Note from p. 27, “M. Bourtzeff.”—There was a notice in the Times of February 4th last as follows: “A Reuter telegram from Petrograd of yesterday’s date states that M. Bourtzeff has been sentenced to deportation to Siberia.” I have never been able, however, to obtain any confirmation of this from Russian officials in this country, nor do the Russian Embassy know anything about it. I hope it will prove that a sentence was passed pro forma, and that the Emperor, as in Miss Malecska’s case, at once remitted the sentence, or that M. Bourtzeff was merely requested to live in Siberia for the present rather than in Russia, and I personally should think that no great hardship. I feel that we must await further particulars before being able to form correct impressions of this important case.

FOOTNOTES:

[1] See end of this chapter, p. 45.

CHAPTER III

The Peasantry

It would be much more satisfactory to one’s self to try and write a book about the peasantry of Russia, rather than attempt to say all that one wants to say in a single chapter, for there could hardly be any more interesting and promising people in the world than the peasant folk of Russia. The future of the empire depends upon the development and improvement of its agricultural population, as they form three-fourths, according to the last census of three years ago, of its grand total of over 171,000,000 souls. Russia thus leads in the white races in the matter of population, and possesses that splendid asset, which Goldsmith feels to be vital to a nation’s advance and with which nothing else can compare when lost:—

“Princes and lords may flourish, or may fade;
A breath can make them as a breath has made;
But a bold peasantry, their country’s pride,
When once destroyed can never be supplied.”

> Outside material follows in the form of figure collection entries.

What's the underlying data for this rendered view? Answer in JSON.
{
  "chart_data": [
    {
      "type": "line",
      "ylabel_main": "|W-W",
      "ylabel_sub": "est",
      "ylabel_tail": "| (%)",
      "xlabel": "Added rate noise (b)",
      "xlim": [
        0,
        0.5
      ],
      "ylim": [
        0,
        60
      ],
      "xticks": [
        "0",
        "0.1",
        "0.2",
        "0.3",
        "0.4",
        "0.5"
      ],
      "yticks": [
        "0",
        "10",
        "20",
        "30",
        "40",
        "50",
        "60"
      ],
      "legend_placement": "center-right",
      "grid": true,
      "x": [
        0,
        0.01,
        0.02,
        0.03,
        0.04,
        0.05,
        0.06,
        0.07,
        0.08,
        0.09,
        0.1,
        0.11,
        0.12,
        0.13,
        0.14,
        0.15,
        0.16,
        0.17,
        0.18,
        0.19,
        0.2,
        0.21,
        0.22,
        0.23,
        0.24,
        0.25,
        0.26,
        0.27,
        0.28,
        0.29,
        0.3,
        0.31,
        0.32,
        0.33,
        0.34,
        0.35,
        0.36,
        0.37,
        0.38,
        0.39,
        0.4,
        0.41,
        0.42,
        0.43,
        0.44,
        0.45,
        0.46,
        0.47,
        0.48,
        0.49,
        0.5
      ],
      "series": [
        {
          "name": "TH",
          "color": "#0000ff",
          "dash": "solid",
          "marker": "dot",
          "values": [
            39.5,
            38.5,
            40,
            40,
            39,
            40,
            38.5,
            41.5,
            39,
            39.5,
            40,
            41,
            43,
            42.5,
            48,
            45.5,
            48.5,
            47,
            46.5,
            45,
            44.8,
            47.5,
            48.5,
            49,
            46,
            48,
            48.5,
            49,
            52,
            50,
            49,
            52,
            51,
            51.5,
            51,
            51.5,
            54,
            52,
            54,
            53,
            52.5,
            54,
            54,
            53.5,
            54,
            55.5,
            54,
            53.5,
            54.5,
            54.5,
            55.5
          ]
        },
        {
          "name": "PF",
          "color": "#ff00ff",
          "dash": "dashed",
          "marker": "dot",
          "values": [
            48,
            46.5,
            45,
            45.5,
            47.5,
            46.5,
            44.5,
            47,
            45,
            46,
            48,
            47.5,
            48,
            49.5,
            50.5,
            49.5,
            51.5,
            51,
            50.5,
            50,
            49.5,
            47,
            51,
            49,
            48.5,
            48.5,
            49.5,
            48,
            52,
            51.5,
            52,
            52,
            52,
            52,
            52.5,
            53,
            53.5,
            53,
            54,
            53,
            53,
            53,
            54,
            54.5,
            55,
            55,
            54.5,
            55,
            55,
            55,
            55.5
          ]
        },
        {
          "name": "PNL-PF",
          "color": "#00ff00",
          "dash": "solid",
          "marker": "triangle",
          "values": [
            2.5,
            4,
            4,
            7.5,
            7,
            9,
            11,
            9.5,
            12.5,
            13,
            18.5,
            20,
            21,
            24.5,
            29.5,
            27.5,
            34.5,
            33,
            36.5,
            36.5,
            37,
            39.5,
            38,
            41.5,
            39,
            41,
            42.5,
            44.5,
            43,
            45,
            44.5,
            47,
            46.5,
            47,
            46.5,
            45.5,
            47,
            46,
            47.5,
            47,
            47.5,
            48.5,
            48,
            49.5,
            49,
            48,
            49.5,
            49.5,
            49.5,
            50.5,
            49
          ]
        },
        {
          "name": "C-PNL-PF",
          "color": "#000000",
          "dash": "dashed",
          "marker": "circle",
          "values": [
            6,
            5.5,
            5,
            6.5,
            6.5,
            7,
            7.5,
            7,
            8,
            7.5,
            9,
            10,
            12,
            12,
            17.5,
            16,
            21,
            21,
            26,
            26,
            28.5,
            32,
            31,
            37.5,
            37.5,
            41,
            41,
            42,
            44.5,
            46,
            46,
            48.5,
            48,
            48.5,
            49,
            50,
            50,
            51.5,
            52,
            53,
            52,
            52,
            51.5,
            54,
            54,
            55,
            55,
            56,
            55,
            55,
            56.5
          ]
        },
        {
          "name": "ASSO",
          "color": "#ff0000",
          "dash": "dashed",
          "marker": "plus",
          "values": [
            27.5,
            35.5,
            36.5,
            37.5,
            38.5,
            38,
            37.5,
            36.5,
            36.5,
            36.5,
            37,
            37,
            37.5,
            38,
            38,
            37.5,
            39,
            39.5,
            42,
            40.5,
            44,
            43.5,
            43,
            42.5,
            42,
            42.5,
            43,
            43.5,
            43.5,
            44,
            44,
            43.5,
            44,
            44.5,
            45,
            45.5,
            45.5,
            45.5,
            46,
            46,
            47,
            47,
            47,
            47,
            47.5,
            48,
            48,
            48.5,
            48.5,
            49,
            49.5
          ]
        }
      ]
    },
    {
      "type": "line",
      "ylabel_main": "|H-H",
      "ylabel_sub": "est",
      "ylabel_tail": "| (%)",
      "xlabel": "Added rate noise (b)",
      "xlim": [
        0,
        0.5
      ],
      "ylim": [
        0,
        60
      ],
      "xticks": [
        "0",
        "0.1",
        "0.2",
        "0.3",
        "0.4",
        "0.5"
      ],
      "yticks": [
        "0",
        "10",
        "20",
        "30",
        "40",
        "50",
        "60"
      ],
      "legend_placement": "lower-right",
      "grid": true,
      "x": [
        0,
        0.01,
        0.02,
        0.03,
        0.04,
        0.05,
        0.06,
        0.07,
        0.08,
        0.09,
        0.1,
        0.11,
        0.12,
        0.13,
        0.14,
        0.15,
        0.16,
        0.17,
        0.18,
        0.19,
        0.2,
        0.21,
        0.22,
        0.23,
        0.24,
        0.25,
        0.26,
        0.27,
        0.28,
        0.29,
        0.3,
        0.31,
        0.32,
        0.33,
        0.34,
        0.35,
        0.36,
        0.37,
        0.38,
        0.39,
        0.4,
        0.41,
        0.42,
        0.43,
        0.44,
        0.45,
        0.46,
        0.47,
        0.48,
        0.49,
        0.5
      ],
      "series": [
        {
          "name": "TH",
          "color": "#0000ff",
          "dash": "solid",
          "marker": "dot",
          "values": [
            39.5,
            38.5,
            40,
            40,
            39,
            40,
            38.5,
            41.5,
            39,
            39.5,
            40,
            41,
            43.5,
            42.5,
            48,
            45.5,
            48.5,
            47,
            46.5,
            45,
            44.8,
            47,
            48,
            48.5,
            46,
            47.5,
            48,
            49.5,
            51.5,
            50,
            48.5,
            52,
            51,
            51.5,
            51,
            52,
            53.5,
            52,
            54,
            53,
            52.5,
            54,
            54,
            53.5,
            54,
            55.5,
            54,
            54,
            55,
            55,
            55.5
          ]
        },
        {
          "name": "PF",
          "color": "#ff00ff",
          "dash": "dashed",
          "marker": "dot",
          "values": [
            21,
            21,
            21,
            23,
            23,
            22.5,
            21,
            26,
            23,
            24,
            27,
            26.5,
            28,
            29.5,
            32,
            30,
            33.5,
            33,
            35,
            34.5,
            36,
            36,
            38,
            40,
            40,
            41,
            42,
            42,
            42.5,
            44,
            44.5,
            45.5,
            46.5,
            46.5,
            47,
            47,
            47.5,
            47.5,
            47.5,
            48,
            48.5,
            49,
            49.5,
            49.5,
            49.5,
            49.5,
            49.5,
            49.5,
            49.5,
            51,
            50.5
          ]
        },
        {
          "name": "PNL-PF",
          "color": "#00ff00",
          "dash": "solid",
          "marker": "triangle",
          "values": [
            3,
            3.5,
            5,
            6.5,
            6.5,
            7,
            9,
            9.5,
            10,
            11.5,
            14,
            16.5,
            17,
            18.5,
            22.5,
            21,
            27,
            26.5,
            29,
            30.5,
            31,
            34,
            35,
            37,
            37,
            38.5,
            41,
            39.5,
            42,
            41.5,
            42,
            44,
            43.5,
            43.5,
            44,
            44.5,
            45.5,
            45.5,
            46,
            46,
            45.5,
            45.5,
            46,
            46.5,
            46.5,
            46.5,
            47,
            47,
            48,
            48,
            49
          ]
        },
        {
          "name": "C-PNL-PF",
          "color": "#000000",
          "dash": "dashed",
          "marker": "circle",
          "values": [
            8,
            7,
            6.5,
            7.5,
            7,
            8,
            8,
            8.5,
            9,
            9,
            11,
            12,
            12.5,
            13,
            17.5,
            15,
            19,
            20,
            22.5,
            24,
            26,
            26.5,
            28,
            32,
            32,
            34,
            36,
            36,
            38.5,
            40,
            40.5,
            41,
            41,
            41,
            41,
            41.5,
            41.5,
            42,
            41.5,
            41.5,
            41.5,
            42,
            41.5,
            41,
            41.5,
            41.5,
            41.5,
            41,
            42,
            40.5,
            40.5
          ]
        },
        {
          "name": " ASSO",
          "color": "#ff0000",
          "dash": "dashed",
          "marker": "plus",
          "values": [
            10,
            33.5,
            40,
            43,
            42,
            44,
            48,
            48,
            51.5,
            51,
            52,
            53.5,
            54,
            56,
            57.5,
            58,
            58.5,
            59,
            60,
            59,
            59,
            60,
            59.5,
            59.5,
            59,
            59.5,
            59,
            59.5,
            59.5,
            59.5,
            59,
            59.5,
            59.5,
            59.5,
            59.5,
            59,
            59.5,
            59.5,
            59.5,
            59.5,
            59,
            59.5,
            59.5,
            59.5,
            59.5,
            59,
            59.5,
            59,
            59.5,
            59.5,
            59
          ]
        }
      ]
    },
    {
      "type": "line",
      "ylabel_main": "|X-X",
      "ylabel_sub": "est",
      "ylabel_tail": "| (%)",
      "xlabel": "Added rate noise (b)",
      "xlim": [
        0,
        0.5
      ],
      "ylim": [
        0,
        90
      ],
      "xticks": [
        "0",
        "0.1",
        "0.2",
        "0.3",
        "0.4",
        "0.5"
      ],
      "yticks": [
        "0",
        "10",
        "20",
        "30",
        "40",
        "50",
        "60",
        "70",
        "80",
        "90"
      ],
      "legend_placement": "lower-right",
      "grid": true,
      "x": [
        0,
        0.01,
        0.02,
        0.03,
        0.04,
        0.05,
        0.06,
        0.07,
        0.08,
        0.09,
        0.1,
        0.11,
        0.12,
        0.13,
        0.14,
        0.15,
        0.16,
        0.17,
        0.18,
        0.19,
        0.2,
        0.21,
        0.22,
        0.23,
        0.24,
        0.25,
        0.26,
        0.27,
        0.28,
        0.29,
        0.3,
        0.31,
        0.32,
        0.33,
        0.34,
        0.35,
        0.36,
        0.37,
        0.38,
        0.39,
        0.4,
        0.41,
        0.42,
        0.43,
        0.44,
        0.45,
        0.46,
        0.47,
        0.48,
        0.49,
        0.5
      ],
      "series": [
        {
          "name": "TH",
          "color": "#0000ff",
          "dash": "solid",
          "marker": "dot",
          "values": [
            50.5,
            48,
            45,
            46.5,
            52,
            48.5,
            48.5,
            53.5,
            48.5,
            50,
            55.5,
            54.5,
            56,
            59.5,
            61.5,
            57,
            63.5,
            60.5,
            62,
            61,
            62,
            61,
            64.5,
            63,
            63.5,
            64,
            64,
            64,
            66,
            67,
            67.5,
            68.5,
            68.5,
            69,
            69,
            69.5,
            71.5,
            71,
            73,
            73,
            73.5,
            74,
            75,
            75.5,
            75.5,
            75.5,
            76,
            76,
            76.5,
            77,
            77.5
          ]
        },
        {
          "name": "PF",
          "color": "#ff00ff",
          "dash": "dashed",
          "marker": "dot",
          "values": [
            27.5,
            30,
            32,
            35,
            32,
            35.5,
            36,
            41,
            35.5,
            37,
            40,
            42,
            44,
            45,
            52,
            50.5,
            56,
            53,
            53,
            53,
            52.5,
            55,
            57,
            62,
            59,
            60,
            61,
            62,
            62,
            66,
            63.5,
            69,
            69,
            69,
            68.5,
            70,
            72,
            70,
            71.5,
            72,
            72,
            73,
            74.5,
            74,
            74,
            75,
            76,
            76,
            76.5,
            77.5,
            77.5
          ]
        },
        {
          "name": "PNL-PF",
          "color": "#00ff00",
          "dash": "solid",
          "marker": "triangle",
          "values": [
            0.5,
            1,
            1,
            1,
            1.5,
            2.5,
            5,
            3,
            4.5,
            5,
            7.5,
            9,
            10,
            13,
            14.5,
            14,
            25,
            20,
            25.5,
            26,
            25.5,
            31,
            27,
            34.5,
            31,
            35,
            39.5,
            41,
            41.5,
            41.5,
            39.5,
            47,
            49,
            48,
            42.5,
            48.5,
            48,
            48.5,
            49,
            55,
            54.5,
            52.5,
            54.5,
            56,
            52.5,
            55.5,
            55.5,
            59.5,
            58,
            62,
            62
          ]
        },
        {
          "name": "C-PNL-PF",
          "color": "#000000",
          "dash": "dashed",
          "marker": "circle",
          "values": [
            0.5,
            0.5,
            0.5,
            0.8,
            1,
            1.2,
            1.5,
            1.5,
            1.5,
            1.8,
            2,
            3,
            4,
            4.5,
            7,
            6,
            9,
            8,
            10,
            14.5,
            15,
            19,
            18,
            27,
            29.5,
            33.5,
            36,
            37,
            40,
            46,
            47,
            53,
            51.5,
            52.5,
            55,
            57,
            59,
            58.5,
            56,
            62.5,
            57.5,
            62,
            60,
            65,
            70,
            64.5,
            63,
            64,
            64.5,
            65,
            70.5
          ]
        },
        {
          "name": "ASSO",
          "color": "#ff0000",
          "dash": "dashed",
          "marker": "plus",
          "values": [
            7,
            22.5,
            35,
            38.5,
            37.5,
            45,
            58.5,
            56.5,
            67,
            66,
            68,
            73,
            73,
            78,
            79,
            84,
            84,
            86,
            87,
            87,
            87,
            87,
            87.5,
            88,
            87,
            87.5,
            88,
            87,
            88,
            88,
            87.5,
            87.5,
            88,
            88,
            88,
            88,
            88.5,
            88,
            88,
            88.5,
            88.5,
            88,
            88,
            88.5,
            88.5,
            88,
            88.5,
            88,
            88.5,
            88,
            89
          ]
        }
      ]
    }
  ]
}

It is upon coming to write even briefly and in an impressionist kind of way upon a class which forms the huge majority of Russia’s population that the vastness of her empire and the different conditions under which her people live begin to be in some small degree apparent. It is no wonder that thoroughly well-informed and experienced writers, who have lived long and travelled far in the country and who are evidently quite to be trusted, should yet write so differently.